C'est le mouvement décisif : l'une des parties approche son visage de l'autre, totalement à découvert

Prenant soudain conscience de la vacuité des échanges immédiats, l’un des spécimens se décide à prendre l’initiative, enfin. Dès lors, le destin conjoint des amants se solde. Profitant d’un silence pour fixer l’objet de son obsession, il approche son visage en fermant déjà les yeux. Alors la bouche adverse s’offre à lui et les miasmes se mélangent. Un instant d’une grande importance, l’échange permettant de mesurer le niveau d’ivresse de l’autre tout en donnant des gages d’intensité du désir.
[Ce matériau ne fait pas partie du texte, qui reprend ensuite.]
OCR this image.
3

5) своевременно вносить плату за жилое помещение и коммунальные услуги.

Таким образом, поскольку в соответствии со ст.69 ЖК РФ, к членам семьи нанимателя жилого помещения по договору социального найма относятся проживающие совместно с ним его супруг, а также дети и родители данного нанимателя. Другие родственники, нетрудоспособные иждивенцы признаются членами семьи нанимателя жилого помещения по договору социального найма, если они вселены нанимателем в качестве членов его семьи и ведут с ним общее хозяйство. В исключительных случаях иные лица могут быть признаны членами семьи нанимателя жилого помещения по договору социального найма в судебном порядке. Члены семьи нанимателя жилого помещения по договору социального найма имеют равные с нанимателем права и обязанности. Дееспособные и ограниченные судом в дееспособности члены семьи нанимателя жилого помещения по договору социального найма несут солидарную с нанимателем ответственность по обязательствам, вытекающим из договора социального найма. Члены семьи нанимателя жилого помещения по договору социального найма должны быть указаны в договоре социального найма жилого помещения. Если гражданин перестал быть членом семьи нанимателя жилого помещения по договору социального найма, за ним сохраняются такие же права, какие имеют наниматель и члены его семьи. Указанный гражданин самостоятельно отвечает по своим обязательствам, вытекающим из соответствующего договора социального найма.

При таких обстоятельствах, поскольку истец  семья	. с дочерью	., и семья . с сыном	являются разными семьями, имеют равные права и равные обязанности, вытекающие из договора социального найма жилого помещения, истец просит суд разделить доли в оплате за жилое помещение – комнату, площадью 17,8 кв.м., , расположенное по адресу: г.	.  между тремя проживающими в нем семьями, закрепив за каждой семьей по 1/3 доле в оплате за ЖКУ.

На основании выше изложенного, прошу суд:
En cas de succès, les créatures, après avoir ri de gêne, quittent définitivement le clan pour procéder à l'accouplement

Le baiser achevé – celui-ci peut durer plusieurs minutes – les créatures reprennent leurs esprits. Désormais concentré sur l’enjeu plus lointain de l’accouplement, le cerveau est à même de rependre les badineries. Mais celles-ci semblent désormais insuffisantes. Il faut prendre une décision : on rentrera ensemble. Se détachant définitivement d’un clan qu’elles avaient déjà quitté de longues minutes auparavant, les créatures convoquent une entité tierce chargée de les conduire au lieu choisi de la reproduction, sur le terrain de l’une ou l’autre, généralement.

Arrivés au lieu prévu pour l'accouplement, les deux parties temporisent afin de faire taire le malaise

Une fois arrivées, les deux parties sont soudain rattrapées par l’enjeu des minutes qui suivront. L’intégralité des dispositifs mis en place pour parvenir à cet instant est alors repensée, analysée en silence. Un malaise s’installe. C’est l’heure de tout reconstruire. Les deux parties s’abreuvent à nouveau pour mettre à mal le malaise et s’ingénient à nouveau à séduire, comme lors de la toute première phase. La fatigue est combattue, le timing est primordial.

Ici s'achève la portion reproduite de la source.